Everyone knows that the share of faculty jobs held by part-timers is on the rise. But the share varies by type of institution -- and new research points to patterns on which institutions are most likely to be relying on adjuncts.
New research  from the Cornell Higher Education Research Center suggests links between size, public/private status, and the relative share of part-time students. But in many cases, the research found exceptions to some of the trends. The study is based on data from the National Center for Education Statistics and was conducted by Xiangmin Liu, a Ph.D. student in the School of Industrial and Labor relations at Cornell University, and Liang Zhang, an assistant professor of public policy and higher education at Vanderbilt University.
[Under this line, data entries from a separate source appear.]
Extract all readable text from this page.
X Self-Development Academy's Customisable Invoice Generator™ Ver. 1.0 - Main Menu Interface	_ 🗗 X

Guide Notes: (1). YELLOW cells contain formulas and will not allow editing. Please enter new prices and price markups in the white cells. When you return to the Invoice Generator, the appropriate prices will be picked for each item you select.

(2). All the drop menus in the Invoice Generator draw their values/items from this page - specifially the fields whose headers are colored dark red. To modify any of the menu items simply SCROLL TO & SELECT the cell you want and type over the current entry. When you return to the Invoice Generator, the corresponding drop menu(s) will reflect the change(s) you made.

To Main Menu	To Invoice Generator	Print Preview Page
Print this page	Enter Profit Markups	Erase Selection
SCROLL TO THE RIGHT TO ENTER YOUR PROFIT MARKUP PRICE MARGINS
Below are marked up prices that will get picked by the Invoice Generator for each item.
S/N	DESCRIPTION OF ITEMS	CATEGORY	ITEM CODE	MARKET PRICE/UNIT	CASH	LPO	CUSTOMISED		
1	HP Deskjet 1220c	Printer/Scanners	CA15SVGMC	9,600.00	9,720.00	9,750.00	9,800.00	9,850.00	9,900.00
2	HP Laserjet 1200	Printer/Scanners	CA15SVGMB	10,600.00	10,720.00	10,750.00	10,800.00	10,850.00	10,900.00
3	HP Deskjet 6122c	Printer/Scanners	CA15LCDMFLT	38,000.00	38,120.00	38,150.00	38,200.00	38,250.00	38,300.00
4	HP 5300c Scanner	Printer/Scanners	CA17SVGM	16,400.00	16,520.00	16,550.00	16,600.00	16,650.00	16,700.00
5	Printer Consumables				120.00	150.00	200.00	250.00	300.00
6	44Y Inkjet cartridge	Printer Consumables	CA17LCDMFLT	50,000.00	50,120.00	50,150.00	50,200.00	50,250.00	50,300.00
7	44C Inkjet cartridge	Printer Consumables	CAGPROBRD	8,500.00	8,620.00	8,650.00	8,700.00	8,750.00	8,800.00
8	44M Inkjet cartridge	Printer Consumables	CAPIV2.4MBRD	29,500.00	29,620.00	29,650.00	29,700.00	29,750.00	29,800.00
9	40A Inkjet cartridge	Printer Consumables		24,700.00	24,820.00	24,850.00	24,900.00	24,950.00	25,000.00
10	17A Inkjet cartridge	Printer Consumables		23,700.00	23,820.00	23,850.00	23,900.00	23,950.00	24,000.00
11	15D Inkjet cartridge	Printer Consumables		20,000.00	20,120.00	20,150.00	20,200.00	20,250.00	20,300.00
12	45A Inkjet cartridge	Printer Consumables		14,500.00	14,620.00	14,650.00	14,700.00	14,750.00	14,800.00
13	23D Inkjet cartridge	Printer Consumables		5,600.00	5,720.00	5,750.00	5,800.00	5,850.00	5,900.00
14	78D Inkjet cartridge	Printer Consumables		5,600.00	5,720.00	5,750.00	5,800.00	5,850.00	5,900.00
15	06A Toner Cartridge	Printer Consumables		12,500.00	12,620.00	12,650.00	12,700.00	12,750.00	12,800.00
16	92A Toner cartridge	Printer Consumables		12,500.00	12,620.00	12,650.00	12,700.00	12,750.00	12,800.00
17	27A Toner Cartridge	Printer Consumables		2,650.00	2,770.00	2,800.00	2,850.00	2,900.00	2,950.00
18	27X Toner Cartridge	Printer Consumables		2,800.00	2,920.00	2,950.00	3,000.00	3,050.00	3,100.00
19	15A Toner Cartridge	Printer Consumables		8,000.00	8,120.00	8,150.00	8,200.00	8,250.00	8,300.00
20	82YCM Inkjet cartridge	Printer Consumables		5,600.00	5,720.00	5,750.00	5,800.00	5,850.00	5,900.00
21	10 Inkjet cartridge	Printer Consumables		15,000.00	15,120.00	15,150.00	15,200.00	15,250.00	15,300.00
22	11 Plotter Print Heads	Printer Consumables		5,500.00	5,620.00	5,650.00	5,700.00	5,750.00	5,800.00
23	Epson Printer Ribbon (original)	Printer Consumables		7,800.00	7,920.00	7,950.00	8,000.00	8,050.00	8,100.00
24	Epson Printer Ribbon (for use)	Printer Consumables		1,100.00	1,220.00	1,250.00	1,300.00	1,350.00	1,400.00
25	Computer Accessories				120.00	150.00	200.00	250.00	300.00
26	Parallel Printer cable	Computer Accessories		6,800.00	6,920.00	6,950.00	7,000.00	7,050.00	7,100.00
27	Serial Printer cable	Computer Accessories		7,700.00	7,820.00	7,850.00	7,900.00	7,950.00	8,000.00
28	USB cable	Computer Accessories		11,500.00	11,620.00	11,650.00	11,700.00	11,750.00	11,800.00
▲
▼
The researchers started off looking at the proportion of part-time faculty by control of institutions and by sector, using the previous Carnegie Classifications. (It is important to note that graduate students who also have teaching responsibilities would not have been counted as part-time instructors, so these figures may overstate the proportion of faculty members who are full time.)
Proportion of Part-Time Faculty, by Sector
|Classification||Proportion at Publics||Proportion at Privates|
|Liberal arts I||31.81%||30.35%|
|Liberal arts II||36.36%||44.85%|
In addition to those trends, the researchers found that the following types of institutions were more likely to rely on part-time faculty members:
- Institutions that pay full-time faculty members well.
- Institutions in urban areas.
- Institutions with relatively small enrollments and large proportions of part-time students.
- Institutions that rely more on tuition and fees for balancing their budgets.